All of lore.kernel.org
 help / color / mirror / Atom feed

From: Fabiano Rosas <farosas@suse.de>
To: Hao Xiang <hao.xiang@bytedance.com>,
	peter.maydell@linaro.org, quintela@redhat.com, peterx@redhat.com,
	marcandre.lureau@redhat.com, bryan.zhang@bytedance.com,
	qemu-devel@nongnu.org
Cc: Hao Xiang <hao.xiang@bytedance.com>
Subject: Re: [PATCH v2 09/20] util/dsa: Implement DSA task asynchronous completion thread model.
Date: Tue, 12 Dec 2023 16:36:13 -0300	[thread overview]
Message-ID: <87fs072oya.fsf@suse.de> (raw)
In-Reply-To: <20231114054032.1192027-10-hao.xiang@bytedance.com>

Hao Xiang <hao.xiang@bytedance.com> writes:

> * Create a dedicated thread for DSA task completion.
> * DSA completion thread runs a loop and poll for completed tasks.
> * Start and stop DSA completion thread during DSA device start stop.
>
> User space application can directly submit task to Intel DSA
> accelerator by writing to DSA's device memory (mapped in user space).
> Once a task is submitted, the device starts processing it and write
> the completion status back to the task. A user space application can
> poll the task's completion status to check for completion.
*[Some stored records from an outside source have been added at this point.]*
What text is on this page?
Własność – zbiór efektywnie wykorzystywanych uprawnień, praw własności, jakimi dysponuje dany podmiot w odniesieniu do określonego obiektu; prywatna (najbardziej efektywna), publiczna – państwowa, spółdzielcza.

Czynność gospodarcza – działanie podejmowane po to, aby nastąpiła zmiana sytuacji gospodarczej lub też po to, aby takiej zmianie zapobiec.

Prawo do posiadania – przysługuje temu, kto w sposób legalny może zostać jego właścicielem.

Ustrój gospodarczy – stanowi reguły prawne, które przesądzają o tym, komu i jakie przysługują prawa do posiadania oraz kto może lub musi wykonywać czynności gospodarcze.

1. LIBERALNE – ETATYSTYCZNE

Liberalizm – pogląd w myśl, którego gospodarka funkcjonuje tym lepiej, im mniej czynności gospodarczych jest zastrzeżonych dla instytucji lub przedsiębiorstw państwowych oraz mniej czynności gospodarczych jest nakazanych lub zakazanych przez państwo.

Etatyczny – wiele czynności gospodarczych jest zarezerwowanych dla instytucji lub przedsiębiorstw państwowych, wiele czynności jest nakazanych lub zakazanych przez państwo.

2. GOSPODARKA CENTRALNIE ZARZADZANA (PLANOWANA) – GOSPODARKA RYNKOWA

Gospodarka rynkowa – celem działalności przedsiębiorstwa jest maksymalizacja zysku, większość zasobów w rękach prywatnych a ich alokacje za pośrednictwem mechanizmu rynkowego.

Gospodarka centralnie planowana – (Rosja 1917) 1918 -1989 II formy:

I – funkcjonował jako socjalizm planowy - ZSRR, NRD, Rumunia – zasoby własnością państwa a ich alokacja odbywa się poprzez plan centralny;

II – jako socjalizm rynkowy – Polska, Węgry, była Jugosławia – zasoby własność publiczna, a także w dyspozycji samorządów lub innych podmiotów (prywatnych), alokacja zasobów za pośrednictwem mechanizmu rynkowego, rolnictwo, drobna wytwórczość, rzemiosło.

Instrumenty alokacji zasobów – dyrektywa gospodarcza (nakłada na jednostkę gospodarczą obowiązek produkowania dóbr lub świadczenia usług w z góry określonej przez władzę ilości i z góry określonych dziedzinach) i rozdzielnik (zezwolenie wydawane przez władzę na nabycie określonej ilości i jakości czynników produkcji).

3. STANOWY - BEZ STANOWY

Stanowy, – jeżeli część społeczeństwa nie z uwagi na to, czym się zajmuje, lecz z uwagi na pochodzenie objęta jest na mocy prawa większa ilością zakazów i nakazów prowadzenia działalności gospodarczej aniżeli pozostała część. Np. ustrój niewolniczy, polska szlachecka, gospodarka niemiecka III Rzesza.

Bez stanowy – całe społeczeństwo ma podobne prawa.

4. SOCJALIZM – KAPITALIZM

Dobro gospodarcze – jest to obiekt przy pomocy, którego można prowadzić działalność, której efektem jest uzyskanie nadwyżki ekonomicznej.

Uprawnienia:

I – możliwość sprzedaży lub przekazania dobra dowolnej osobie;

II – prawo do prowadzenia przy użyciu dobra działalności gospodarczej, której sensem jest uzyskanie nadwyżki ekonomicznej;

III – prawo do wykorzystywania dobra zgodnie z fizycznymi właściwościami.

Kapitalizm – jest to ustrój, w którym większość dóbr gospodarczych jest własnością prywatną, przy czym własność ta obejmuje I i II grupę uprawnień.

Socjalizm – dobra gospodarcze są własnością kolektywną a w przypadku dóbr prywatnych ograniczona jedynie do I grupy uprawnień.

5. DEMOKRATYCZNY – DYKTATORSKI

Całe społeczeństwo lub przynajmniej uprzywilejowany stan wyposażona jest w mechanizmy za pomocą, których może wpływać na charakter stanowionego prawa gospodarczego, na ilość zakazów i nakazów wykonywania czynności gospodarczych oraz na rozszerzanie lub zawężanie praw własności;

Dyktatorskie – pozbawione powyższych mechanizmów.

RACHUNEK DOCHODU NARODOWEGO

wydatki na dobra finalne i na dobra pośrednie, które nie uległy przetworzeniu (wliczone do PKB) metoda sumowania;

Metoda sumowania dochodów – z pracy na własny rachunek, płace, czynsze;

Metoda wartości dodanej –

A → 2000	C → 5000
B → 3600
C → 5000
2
This change
> uses a dedicated thread to perform DSA task completion checking.
>
> Signed-off-by: Hao Xiang <hao.xiang@bytedance.com>
> ---
>  util/dsa.c | 243 ++++++++++++++++++++++++++++++++++++++++++++++++++++-
>  1 file changed, 242 insertions(+), 1 deletion(-)
>
> diff --git a/util/dsa.c b/util/dsa.c
> index f82282ce99..0e68013ffb 100644
> --- a/util/dsa.c
> +++ b/util/dsa.c
> @@ -44,6 +44,7 @@
>  
>  #define DSA_WQ_SIZE 4096
>  #define MAX_DSA_DEVICES 16
> +#define DSA_COMPLETION_THREAD "dsa_completion"
>  
>  typedef QSIMPLEQ_HEAD(dsa_task_queue, buffer_zero_batch_task) dsa_task_queue;
>  
> @@ -61,8 +62,18 @@ struct dsa_device_group {
>      dsa_task_queue task_queue;
>  };
>  
> +struct dsa_completion_thread {
> +    bool stopping;
> +    bool running;
> +    QemuThread thread;
> +    int thread_id;
> +    QemuSemaphore sem_init_done;
> +    struct dsa_device_group *group;
> +};
> +
>  uint64_t max_retry_count;
>  static struct dsa_device_group dsa_group;
> +static struct dsa_completion_thread completion_thread;
>  
>  
>  /**
> @@ -439,6 +450,234 @@ submit_batch_wi_async(struct buffer_zero_batch_task *batch_task)
>      return dsa_task_enqueue(device_group, batch_task);
>  }
>  
> +/**
> + * @brief Poll for the DSA work item completion.
> + *
> + * @param completion A pointer to the DSA work item completion record.
> + * @param opcode The DSA opcode.
> + *
> + * @return Zero if successful, non-zero otherwise.
> + */
> +static int
> +poll_completion(struct dsa_completion_record *completion,
> +                enum dsa_opcode opcode)
> +{
> +    uint8_t status;
> +    uint64_t retry = 0;
> +
> +    while (true) {
> +        // The DSA operation completes successfully or fails.
> +        status = completion->status;
> +        if (status == DSA_COMP_SUCCESS ||

Should we read directly from completion->status or is the compiler smart
enough to not optimize 'status' out?

> +            status == DSA_COMP_PAGE_FAULT_NOBOF ||
> +            status == DSA_COMP_BATCH_PAGE_FAULT ||
> +            status == DSA_COMP_BATCH_FAIL) {
> +            break;
> +        } else if (status != DSA_COMP_NONE) {
> +            /* TODO: Error handling here on unexpected failure. */

Let's make sure this is dealt with before merging.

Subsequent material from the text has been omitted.